Values are mean  ±  standard deviation or n (%). DVT: deep vein thrombosis; WBC: white blood cell; PT: prothrombin time; FIB: fibrinogen.

Comparison of perioperative indicators

Patients were divided into those who had surgery and those without surgery. In the DVT group, 63 (59.4%, 63/106) patients had surgery, while in the control group, 73 (68.9%, 73/106) had surgery.

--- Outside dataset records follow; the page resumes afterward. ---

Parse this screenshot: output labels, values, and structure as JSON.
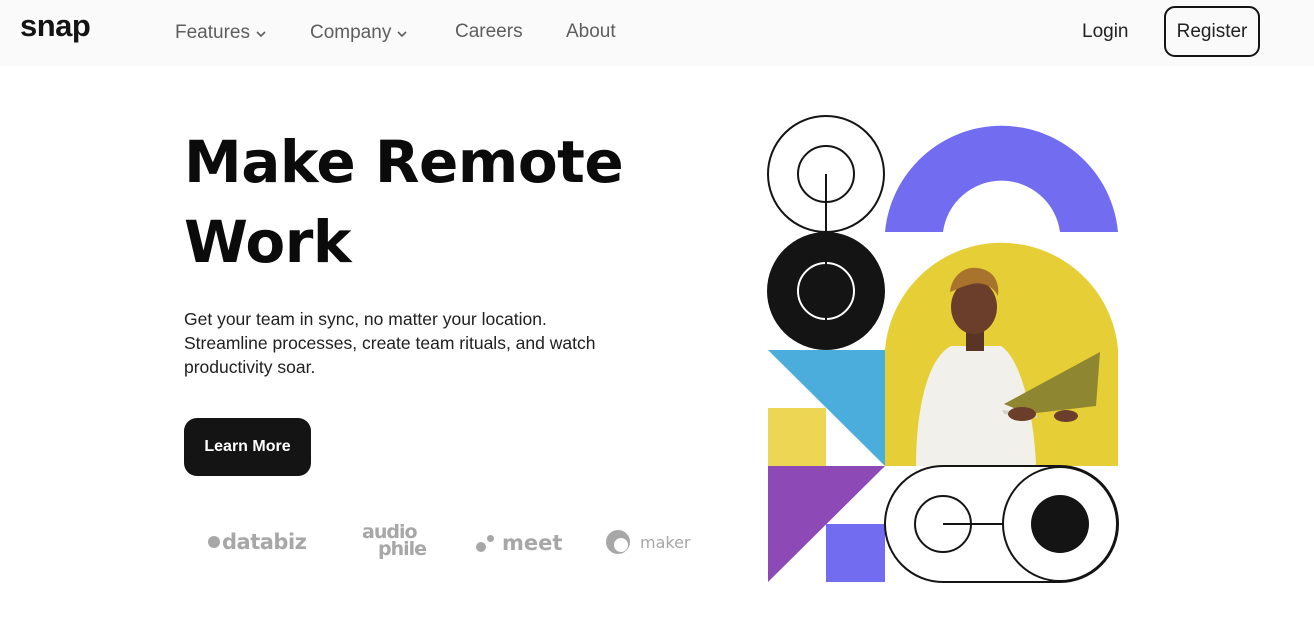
{
  "header": {
    "logo": "snap",
    "nav": [
      {
        "label": "Features",
        "has_dropdown": true
      },
      {
        "label": "Company",
        "has_dropdown": true
      },
      {
        "label": "Careers",
        "has_dropdown": false
      },
      {
        "label": "About",
        "has_dropdown": false
      }
    ],
    "login_label": "Login",
    "register_label": "Register"
  },
  "hero": {
    "title_line1": "Make Remote",
    "title_line2": "Work",
    "description_line1": "Get your team in sync, no matter your location.",
    "description_line2": "Streamline processes, create team rituals, and watch",
    "description_line3": "productivity soar.",
    "cta_label": "Learn More"
  },
  "clients": {
    "databiz": "databiz",
    "audiophile_top": "audio",
    "audiophile_bottom": "phile",
    "meet": "meet",
    "maker": "maker"
  },
  "colors": {
    "purple": "#726cf0",
    "yellow": "#e7d23b",
    "blue": "#4aaddb",
    "violet": "#8d4ab6",
    "dark": "#141414",
    "pale_yellow": "#edd654"
  },
  "icons": [
    "chevron-down-icon"
  ]
}
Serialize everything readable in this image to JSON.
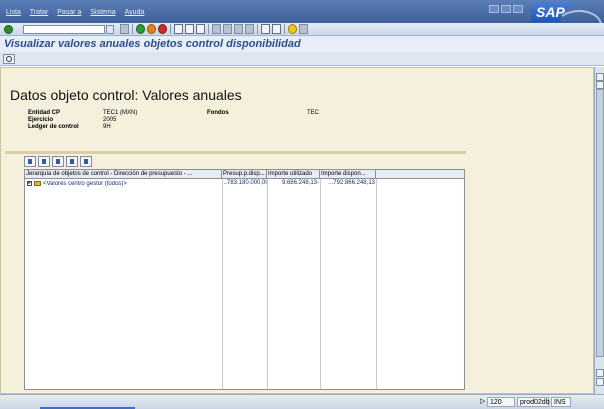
{
  "menu": {
    "items": [
      "Lista",
      "Tratar",
      "Pasar a",
      "Sistema",
      "Ayuda"
    ],
    "logo": "SAP"
  },
  "toolbar": {
    "command_value": "",
    "icons": [
      "enter-icon",
      "save-icon",
      "back-icon",
      "exit-icon",
      "cancel-icon",
      "print-icon",
      "find-icon",
      "find-next-icon",
      "first-page-icon",
      "prev-page-icon",
      "next-page-icon",
      "last-page-icon",
      "new-session-icon",
      "shortcut-icon",
      "help-icon",
      "layout-icon"
    ]
  },
  "title": "Visualizar valores anuales objetos control disponibilidad",
  "heading": "Datos objeto control: Valores anuales",
  "header_fields": {
    "entidad_label": "Entidad CP",
    "entidad_value": "TEC1 (MXN)",
    "fondos_label": "Fondos",
    "fondos_value": "TEC",
    "ejercicio_label": "Ejercicio",
    "ejercicio_value": "2005",
    "ledger_label": "Ledger de control",
    "ledger_value": "9H"
  },
  "grid": {
    "columns": [
      "Jerarquía de objetos de control - Dirección de presupuesto - ...",
      "Presup.p.disp...",
      "Importe utilizado",
      "Importe dispon..."
    ],
    "rows": [
      {
        "label": "<Valores centro gestor (todos)>",
        "presup": "...783.180.000,00",
        "utilizado": "9.686.248,13-",
        "disponible": "...792.866.248,13"
      }
    ]
  },
  "status": {
    "client": "120",
    "server": "prod02db",
    "mode": "INS"
  }
}
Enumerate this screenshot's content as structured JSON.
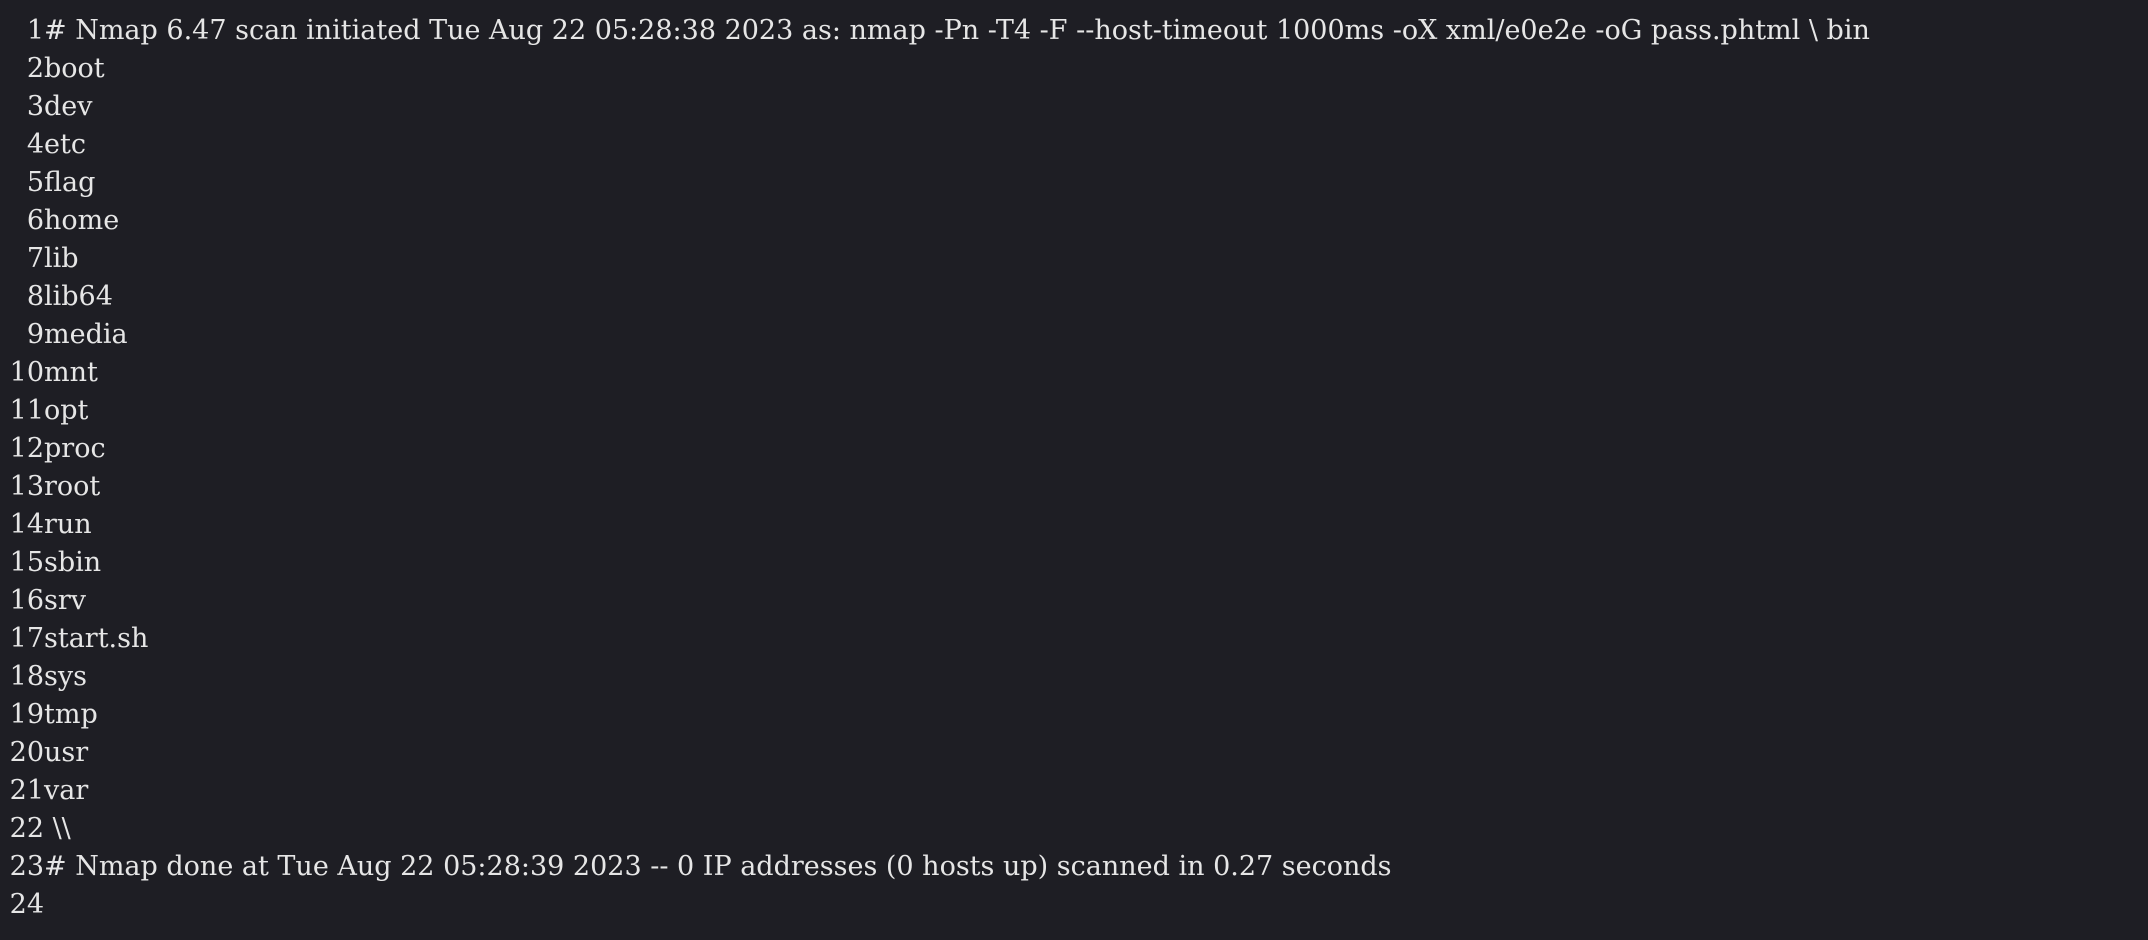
{
  "editor": {
    "lines": [
      {
        "n": "1",
        "text": "# Nmap 6.47 scan initiated Tue Aug 22 05:28:38 2023 as: nmap -Pn -T4 -F --host-timeout 1000ms -oX xml/e0e2e -oG pass.phtml \\ bin"
      },
      {
        "n": "2",
        "text": "boot"
      },
      {
        "n": "3",
        "text": "dev"
      },
      {
        "n": "4",
        "text": "etc"
      },
      {
        "n": "5",
        "text": "flag"
      },
      {
        "n": "6",
        "text": "home"
      },
      {
        "n": "7",
        "text": "lib"
      },
      {
        "n": "8",
        "text": "lib64"
      },
      {
        "n": "9",
        "text": "media"
      },
      {
        "n": "10",
        "text": "mnt"
      },
      {
        "n": "11",
        "text": "opt"
      },
      {
        "n": "12",
        "text": "proc"
      },
      {
        "n": "13",
        "text": "root"
      },
      {
        "n": "14",
        "text": "run"
      },
      {
        "n": "15",
        "text": "sbin"
      },
      {
        "n": "16",
        "text": "srv"
      },
      {
        "n": "17",
        "text": "start.sh"
      },
      {
        "n": "18",
        "text": "sys"
      },
      {
        "n": "19",
        "text": "tmp"
      },
      {
        "n": "20",
        "text": "usr"
      },
      {
        "n": "21",
        "text": "var"
      },
      {
        "n": "22",
        "text": " \\\\"
      },
      {
        "n": "23",
        "text": "# Nmap done at Tue Aug 22 05:28:39 2023 -- 0 IP addresses (0 hosts up) scanned in 0.27 seconds"
      },
      {
        "n": "24",
        "text": ""
      }
    ]
  }
}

The operation was carried out according to the different types of cancer and by following the standard procedure for surgery, including endometrial cancer staging surgery, cervical cancer radical surgery, and ovary tumor debulking surgery. The operation time was longer, intraoperative blood loss was greater, and intraoperative or postoperative blood transfusion was greater in the DVT group compared with the control group (all p < 0.05). However, the rate of vascular injury and the operation method were not significantly different between the groups (Table 1).

Comparison of risk assessment models

Patients were graded and risk stratified with three RAMs. The distribution of patients by the cumulative risk score and risk level in the Caprini, Wells DVT, and Khorana RAMs is shown in Table 2. In the Caprini RAM, patients with a very low risk or low risk level in the DVT and control groups had a low risk of DVT. However, when the accumulated score was >5, the risk of DVT significantly increased with an increase in score (p = 0.006, p = 0.001, and p = 0.029 for low, moderate, and high risk, respectively). In the Wells DVT RAM, the average accumulated score of the DVT group was higher than that of the control group. The factor of a high risk in the DVT group was 10.728 times higher than that of a moderate risk. In the Khorana RAM, the average accumulated score in the DVT group was also higher than that in the control group. The factor of a high risk in the DVT group was 10.597 times higher than that of a moderate risk.

Table 2.

Comparison of the three models.

Risk group Score DVT group (n) Control group (n) OR (95% CI) p
Caprini model
 Very low risk 5–6 25 46
 Low risk 7–8 26 16 2.990 (1.356, 6.592) 0.006
 Moderate risk 9–10 30 18 3.067 (1.433, 6.562) 0.001
 High risk ≥11 6 2 4.774 (1.036, 29.404) 0.029
Wells DVT model
 Low risk 0 0 92
 Moderate risk 1–2 27 11
 High risk ≥3 79 3 10.728 (2.783, 40.355) <0.001
3–4 60 3 8.148 (2.102, 31.588) 0.001
≥5 19 0
Khorona model
 Low risk 0 0 0
 Moderate risk 1–2 81 103 1
 High risk ≥3 25 3 10.597 (3.090, 36.342) <0.001

DVT: deep vein thrombosis; OR: odds ratio; CI: confidence interval.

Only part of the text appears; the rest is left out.